Joji review: A contemplative drama with stellar performances

Rating: 4/5

With Joji, Dileesh Pothan’s third directorial venture, he has cemented his position as a modern-day auteur director in the Malayalam film industry.


Set in present-day Kerala, Joji is based on William Shakespeare’s renowned play, Macbeth.

The film follows the youngest son of the Panachel family, Joji (Fahadh Faasil). He is the black sheep of the family which consists of the dominating patriarch, Kuttappan P K (P N Sunny), the eldest son Jomon (Baburaj) and his son, Poppy (Alister Alex), the middle son, Jaison (Joji Mundakayam) and his wife, Bincy (Unnimaya Prasad).

Joji resents his father who regularly demeans and physically assaults him. Joji is not given an ounce of respect by anyone, least of all his brothers and his father. He whiles his days trying to scam his father for money and bossing around Poppy. 

When Kuttappan suffers from a stroke, things start to change in the Panachel family as greed, anger and discontentment simmers beneath the surface.


Joji relies on fantastic layered performances by its entire cast.

Fahadh Faasil plays Joji, the titular protagonist. Once again Faasil delivers a performance with such nuance and finesse. Within a span of five days, two films have been released starring him, Irul, last week and now, Joji. The characters that Faasil plays in them could not be more different. In Joji, Faasil’s character, who is essentially Macbeth, is lazy, opportunistic and dimwitted. He progresses from being the deadbeat joke in the family to something much more sinister. The change is brought about effortlessly by Faasil.

PN Sunny plays the family patriarch, Kuttappan P K. Sunny is excellent in his role and makes even a bedridden Kuttappan appear intimidating and powerful. Fahadh and Sunny have great chemistry on screen due to which their scenes are especially tense.

Unnimaya Prasad plays Binny, Jaison’s overworked wife. Her place in the family is lower than that of Joji. She is constantly working around the house, thanklessly. She is the only character who does not completely dismiss Joji. Her performance is calm, calculated, realistic and believable. She is essentially Lady Macbeth in this adaptation, albeit with a lot of changes and a lot less overt ambition.

Baburaj’s Jomon is the eldest son of the family and the one closest to their father. His struggles with almost losing his father and his addiction to alcohol while being the stoic towering masculine figure supposed to lead the family during times of such crisis are essayed magnificently by Baburaj. 

Apart from this, Shammi Thilakan as Dr. Felix, Kuttappan’s friend and Basil Joseph as Father Kevin are also superb additions to the cast.

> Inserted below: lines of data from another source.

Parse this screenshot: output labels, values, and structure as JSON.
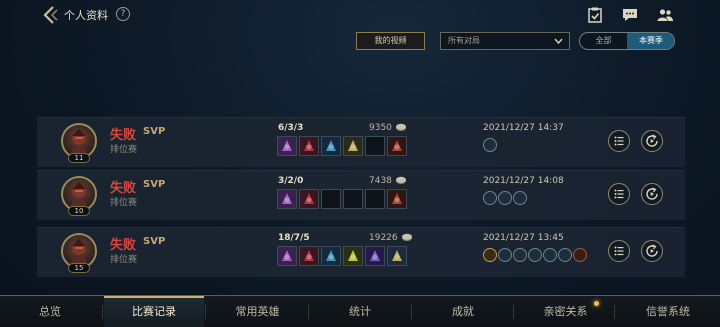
{
  "header": {
    "title": "个人资料",
    "help_label": "?",
    "icons": [
      "task-icon",
      "chat-icon",
      "friends-icon"
    ]
  },
  "filters": {
    "my_videos_label": "我的视频",
    "match_select_value": "所有对局",
    "segment_all_label": "全部",
    "segment_season_label": "本赛季",
    "selected_segment": "本赛季"
  },
  "matches": [
    {
      "level": "11",
      "result": "失败",
      "badge": "SVP",
      "mode": "排位赛",
      "kda": "6/3/3",
      "gold": "9350",
      "datetime": "2021/12/27 14:37",
      "items": [
        "purple-armor",
        "dagger",
        "spear",
        "gold-blade",
        "empty",
        "red-boots"
      ],
      "badges": [
        "blue"
      ]
    },
    {
      "level": "10",
      "result": "失败",
      "badge": "SVP",
      "mode": "排位赛",
      "kda": "3/2/0",
      "gold": "7438",
      "datetime": "2021/12/27 14:08",
      "items": [
        "purple-armor",
        "dagger",
        "empty",
        "empty",
        "empty",
        "red-boots"
      ],
      "badges": [
        "blue",
        "blue",
        "blue"
      ]
    },
    {
      "level": "15",
      "result": "失败",
      "badge": "SVP",
      "mode": "排位赛",
      "kda": "18/7/5",
      "gold": "19226",
      "datetime": "2021/12/27 13:45",
      "items": [
        "purple-armor",
        "dagger",
        "spear",
        "green-triangle",
        "purple-orb",
        "blue-crown"
      ],
      "badges": [
        "gold",
        "blue",
        "blue",
        "blue",
        "blue",
        "blue",
        "copper"
      ]
    }
  ],
  "nav": {
    "items": [
      "总览",
      "比赛记录",
      "常用英雄",
      "统计",
      "成就",
      "亲密关系",
      "信誉系统"
    ],
    "active": "比赛记录"
  },
  "colors": {
    "loss": "#d8463d",
    "accent_gold": "#cdb06a",
    "segment_active": "#1e5a7a"
  }
}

Joji is director Dileesh Pothan and Fahadh Faasil’s third project together. Together, they continue to make excellent cinema that pushes the boundaries of Indian films. 

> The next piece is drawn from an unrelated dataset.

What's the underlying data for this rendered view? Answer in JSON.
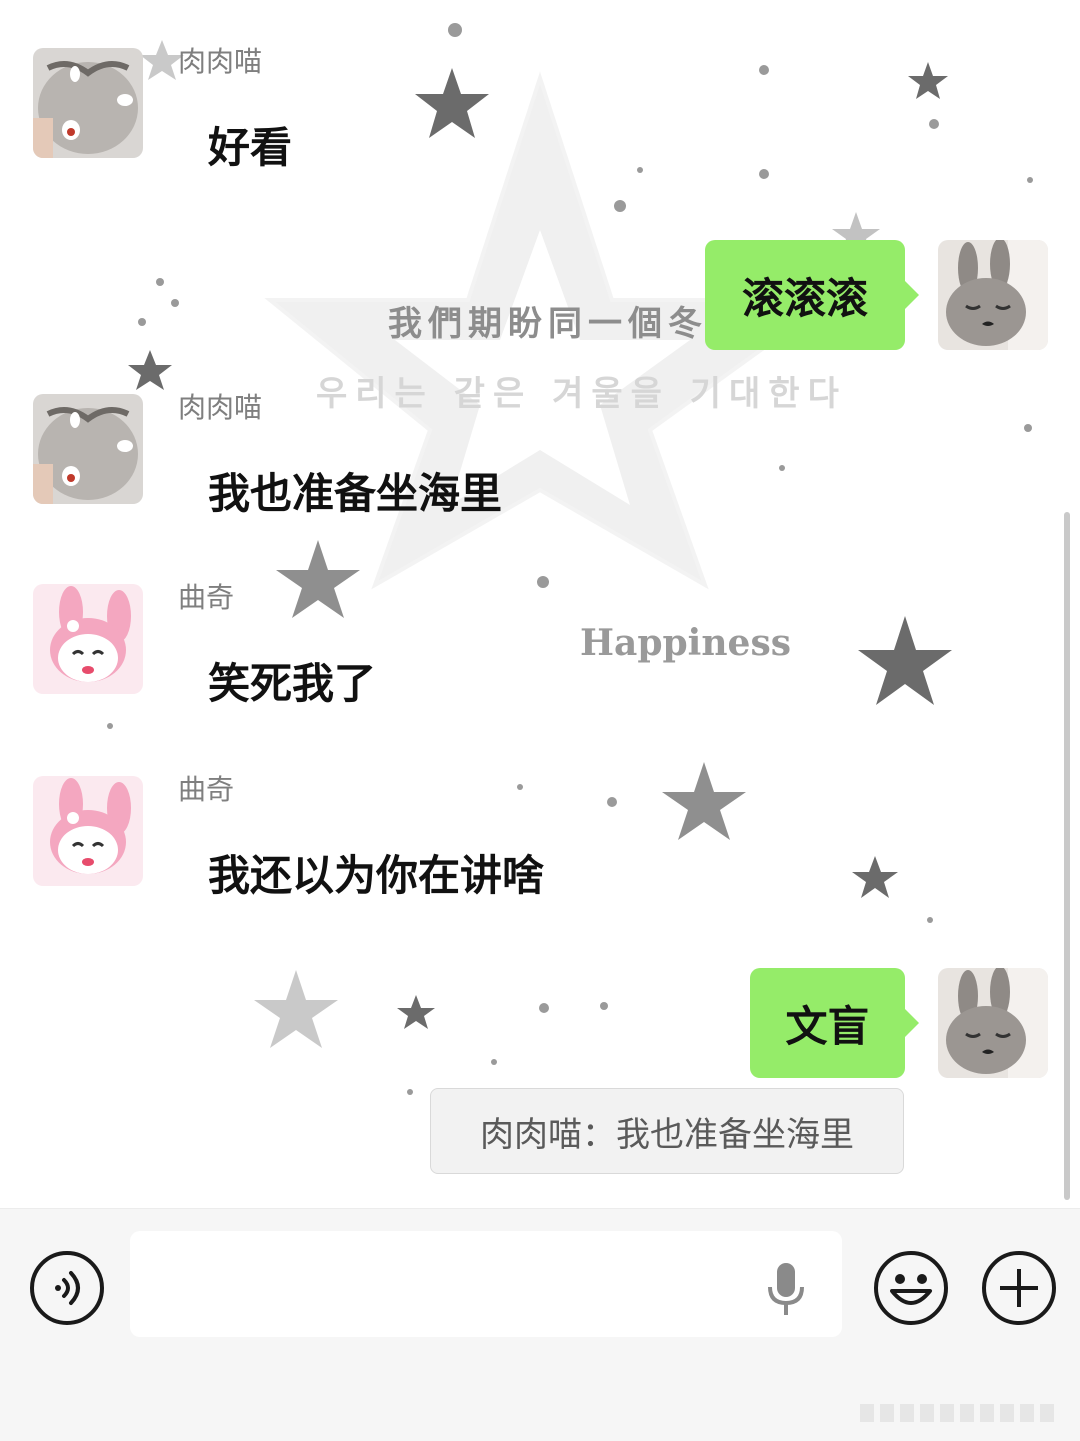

Joji is the third Indian adaptation of Macbeth, the first being Maqbool and the second Veeram. Though the tragedy remains essentially the same, the characters, setting and tone vastly vary from everything else. 

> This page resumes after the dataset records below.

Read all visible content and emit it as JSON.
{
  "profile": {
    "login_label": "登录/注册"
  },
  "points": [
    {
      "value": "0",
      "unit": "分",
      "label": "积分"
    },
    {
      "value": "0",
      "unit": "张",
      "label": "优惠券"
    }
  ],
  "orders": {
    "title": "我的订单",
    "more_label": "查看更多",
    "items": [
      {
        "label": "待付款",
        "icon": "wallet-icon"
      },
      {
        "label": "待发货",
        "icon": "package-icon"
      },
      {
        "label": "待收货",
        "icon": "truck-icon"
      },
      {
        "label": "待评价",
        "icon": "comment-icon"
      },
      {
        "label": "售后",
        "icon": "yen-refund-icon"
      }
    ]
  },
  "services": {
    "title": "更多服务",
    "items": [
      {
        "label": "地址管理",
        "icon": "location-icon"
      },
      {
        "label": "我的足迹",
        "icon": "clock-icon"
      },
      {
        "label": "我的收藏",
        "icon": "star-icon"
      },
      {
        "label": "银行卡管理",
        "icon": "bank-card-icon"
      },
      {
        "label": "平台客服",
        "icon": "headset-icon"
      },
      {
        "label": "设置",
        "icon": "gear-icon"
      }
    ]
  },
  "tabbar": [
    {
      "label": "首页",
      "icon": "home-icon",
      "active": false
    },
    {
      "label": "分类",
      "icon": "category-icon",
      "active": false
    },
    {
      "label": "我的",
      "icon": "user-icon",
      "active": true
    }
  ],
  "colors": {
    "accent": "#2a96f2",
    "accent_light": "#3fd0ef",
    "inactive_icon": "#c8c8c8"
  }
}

The writing by Syam Pushkaran is exceptional. By focusing only on the characters and their motivations, Pushkaran has written something that is technically perfect. The exposition is hidden between the lines. The dialogue and character interactions are natural and flow well.

Joji has been shot during the pandemic so the story is also set in the pandemic itself. Decisions like these brought the film closer to reality. The pandemic and the use of masks has also been brilliantly used as a motif.

Joji is a stunning looking film. The cinematographer, Shyju Khalid uses the ancestral home the film is shot in, to its full potential. Even though most events take place indoors, the camerawork is distinctive and unique. The extra-wide shots and frames within a frame shots, that are prevalent in the film, break away from any monotony that such a deliberately paced film might have.

To add to the excellent technicals, the hauntingly beautiful score of Joji made by Justin Varghese sets the mood for the tragedy that is to come. Primarily violin and piano-based, the use of the score in the film in specific scenes elevates those moments.


Joji is a slow burn that gradually builds up to the tragic climax. The film’s focus on the characters, sometimes, comes at the cost of a more engaging story. The first hour of the film could have benefitted from some more thrilling events.

Worth It?

Despite being the nth adaptation of Macbeth on-screen, Joji feels fresh and captivates the audience. It is a technically brilliant film with equally excellent performances. This is another Fahadh Faasil film that cannot be missed.